慶長18年(1613)因幡(いなば)国(現在の鳥取県)若桜(わかさ)城主山崎家盛が大徳寺の琢甫和尚を開山に請じて一寺を建立したが、家盛の没後、その法号にちなんで瑞光院と称したのが当寺の起りである。

もと上京区の堀川鞍馬口にあったが、昭和37年(1962)11月にこの地に移った。

元禄初期には、当院第三世陽甫和尚が播州(現在の兵庫県)赤穂城主・浅野内匠頭長矩(たくみのかみながのり)夫人瑤泉院(ようぜんいん)と族縁に当ることから、浅野家の祈願寺となった。
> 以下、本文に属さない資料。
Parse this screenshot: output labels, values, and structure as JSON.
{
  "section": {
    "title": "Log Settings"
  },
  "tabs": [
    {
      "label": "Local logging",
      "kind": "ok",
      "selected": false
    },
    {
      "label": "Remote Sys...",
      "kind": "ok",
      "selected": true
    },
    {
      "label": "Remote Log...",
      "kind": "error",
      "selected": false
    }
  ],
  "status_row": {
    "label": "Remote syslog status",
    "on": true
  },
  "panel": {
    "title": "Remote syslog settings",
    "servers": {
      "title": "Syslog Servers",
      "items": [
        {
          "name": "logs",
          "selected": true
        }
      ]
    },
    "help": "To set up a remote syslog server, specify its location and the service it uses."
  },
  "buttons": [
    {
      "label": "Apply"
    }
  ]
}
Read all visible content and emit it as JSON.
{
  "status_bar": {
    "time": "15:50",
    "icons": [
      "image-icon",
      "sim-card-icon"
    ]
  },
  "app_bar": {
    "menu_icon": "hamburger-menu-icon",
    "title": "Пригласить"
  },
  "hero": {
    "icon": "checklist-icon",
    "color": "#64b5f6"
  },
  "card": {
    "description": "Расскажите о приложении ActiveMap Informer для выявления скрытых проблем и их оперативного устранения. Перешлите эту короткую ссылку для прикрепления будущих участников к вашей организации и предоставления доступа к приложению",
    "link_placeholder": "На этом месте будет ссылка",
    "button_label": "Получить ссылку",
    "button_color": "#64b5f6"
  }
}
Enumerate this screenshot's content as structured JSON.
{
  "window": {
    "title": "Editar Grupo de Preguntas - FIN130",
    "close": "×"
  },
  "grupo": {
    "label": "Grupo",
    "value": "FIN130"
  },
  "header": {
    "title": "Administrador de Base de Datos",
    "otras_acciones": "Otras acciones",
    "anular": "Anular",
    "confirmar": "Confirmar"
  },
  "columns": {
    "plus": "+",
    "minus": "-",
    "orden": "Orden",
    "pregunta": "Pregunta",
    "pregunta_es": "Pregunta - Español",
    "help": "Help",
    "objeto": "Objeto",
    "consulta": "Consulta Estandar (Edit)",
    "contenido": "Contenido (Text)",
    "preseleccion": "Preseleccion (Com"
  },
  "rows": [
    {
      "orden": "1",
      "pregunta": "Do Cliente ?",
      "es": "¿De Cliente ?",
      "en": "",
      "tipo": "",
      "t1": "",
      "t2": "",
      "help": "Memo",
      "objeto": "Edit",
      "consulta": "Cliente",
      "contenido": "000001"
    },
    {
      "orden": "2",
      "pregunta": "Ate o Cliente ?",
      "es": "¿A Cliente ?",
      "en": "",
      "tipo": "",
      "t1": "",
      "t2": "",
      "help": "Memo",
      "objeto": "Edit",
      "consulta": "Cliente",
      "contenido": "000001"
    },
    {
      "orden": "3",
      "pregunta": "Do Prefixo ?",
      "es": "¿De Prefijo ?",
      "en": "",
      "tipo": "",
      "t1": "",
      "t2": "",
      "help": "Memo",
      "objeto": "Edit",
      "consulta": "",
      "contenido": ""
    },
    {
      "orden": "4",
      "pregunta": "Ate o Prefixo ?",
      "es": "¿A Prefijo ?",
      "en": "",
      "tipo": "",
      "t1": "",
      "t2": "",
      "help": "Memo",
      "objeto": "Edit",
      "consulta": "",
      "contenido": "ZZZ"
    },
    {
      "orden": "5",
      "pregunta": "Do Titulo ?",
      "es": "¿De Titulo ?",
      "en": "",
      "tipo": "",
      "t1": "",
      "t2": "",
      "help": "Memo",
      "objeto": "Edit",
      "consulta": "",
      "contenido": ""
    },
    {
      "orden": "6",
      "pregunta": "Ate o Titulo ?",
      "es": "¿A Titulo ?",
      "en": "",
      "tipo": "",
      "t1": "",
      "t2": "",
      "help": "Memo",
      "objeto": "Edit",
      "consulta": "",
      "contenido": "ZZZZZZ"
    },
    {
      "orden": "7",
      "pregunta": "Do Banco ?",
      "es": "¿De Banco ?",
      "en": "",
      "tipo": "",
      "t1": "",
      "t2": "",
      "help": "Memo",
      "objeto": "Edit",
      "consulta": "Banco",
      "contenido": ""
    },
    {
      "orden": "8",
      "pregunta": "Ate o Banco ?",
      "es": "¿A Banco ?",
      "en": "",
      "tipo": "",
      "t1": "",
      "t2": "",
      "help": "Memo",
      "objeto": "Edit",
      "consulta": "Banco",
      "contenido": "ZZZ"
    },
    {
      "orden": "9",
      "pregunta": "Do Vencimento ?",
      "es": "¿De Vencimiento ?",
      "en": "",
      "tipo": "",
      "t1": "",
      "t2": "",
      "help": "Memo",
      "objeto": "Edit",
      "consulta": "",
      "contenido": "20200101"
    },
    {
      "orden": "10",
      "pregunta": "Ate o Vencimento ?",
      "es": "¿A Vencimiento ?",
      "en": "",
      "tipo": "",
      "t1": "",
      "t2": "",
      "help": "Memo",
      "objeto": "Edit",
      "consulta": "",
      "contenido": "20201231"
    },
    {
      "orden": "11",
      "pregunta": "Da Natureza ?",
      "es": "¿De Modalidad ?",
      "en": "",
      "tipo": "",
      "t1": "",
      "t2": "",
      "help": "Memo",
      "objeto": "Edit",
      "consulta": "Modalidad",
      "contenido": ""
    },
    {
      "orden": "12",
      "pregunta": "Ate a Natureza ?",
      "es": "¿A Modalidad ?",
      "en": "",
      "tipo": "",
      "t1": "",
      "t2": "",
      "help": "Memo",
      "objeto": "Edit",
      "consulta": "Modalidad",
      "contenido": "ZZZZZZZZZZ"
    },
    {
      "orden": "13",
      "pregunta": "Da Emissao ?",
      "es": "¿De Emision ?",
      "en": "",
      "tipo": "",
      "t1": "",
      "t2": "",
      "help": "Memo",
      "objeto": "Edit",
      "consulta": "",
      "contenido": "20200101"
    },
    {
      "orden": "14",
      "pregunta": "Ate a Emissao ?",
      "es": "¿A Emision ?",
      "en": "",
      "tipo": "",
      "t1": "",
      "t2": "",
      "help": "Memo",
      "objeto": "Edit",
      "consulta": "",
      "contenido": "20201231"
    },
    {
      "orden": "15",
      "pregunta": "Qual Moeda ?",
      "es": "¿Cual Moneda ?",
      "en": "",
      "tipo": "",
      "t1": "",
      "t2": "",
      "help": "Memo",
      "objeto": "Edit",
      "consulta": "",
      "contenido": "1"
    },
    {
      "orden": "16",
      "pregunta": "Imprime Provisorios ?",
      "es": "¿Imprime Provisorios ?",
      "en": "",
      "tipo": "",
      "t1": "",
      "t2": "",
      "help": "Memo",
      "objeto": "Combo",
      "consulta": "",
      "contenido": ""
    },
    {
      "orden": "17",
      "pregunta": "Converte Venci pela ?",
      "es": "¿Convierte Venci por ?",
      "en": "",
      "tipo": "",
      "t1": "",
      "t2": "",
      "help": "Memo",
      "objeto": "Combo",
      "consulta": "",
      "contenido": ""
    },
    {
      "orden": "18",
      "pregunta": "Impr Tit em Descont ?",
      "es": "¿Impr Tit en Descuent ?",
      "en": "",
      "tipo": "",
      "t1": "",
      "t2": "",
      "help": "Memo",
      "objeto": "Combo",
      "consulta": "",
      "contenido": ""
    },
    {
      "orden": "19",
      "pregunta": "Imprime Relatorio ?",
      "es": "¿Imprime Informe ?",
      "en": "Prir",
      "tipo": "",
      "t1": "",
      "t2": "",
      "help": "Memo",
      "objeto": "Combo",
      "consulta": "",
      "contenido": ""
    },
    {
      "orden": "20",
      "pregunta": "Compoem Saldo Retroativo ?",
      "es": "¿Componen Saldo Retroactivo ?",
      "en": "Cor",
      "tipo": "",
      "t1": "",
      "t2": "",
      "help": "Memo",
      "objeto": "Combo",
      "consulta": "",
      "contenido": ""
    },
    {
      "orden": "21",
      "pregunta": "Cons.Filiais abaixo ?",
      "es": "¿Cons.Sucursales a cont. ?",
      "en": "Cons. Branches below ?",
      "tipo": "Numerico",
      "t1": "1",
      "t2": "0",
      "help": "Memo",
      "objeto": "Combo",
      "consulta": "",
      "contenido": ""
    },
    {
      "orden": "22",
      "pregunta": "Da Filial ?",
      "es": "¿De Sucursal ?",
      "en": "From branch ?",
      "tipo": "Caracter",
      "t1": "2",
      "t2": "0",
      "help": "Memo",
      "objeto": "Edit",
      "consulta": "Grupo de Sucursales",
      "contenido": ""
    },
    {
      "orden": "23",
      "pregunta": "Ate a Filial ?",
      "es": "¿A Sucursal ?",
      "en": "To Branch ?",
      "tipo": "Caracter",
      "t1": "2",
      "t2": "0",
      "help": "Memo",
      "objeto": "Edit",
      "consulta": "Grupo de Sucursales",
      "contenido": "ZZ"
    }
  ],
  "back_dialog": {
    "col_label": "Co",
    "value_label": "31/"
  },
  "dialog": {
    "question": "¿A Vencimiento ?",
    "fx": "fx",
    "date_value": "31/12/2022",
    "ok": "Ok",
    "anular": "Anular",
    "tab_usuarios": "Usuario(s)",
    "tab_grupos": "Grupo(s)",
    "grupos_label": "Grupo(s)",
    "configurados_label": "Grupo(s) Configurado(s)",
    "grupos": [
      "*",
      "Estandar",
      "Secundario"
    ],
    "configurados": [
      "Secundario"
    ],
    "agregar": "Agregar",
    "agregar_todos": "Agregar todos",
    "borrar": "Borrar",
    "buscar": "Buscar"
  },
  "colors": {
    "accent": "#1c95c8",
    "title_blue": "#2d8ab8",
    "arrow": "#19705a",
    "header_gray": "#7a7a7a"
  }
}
元禄14年(1701)長矩が江戸城中で吉良上野介(きらこうずけのすけ)に忍傷に及んで切腹した年、当院内に供養塔が建てられ、

また元禄16年(1703)上野介を討った大石良雄らが切腹した際、その遺髪が寺内に葬られた。

境内には長矩の墓や、良雄ら四十六義士の遺髪塔のほか、良雄が生前愛したという梅の古木がある。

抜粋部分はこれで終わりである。